Despite successful acromegaly treatment, sleep apnea does not consistently resolve (MQ), so post-treatment evaluation is essential (SR) [22, 40‐43]. Every effort should be made to improve compliance with prescribed treatments including continuous positive air pressure device and other devices (e.g., with appropriate measures tailored to patients with acromegaly, for example, specialized mouth pieces for use during sleep). Consultation with maxillo-facial surgeons is advised, and if necessary, elective surgery should be undertaken.
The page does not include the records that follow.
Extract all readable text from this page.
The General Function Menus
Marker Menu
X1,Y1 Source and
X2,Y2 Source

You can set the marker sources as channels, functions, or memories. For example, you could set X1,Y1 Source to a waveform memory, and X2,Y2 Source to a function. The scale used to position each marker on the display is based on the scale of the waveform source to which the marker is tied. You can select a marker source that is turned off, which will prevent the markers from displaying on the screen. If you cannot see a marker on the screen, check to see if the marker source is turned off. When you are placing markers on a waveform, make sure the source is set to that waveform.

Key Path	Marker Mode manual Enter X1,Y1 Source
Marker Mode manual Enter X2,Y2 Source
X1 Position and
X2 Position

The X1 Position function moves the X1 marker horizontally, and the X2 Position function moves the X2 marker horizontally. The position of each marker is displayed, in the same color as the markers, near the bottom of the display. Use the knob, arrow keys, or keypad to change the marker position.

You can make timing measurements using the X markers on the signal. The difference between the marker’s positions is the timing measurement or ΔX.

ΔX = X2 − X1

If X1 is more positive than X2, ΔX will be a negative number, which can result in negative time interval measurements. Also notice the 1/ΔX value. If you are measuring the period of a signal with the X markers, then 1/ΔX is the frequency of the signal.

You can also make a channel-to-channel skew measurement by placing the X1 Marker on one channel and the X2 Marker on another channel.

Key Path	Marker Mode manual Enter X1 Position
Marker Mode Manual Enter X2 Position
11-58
Other comorbidities and mortality
Quality of life
Quality of life (QoL) is an important outcome measure in acromegaly [44]. Tools for measuring QoL in patients with acromegaly (e.g., Acromegaly Quality of Life Questionnaire [AcroQoL]) are readily available and should be considered in clinical practice (MQ) (Table 1) [44, 45]. QoL is impaired by GH-excess and GH-deficiency, and therefore, when treating patients, it is important to recognize induction of GH-deficiency, particularly in patients who have undergone previous radiation therapy, as this can have further deleterious effects on subsequent QoL and other parameters (DR) [46].
Bones and joints
Arthropathy affects approximately 75 % of acromegaly patients [47]. Any joint may be affected (large joints, small joints and vertebrae), and range from osteoarthritis to arthralgia to fractures (HQ) [48, 49]. Bony overgrowth and soft-tissue swelling may also lead to nerve entrapment. Such anatomical abnormalities may result in a delay to surgical intervention for acromegaly (LQ). Disability due to acromegaly is probably under-estimated and can affect many aspects of activities of daily living (MQ) [50‐52]. Early diagnosis of acromegaly is required to ensure early and aggressive treatment to reduce arthropathy risk, because joint and cartilage changes are irreversible (SR) [53, 54].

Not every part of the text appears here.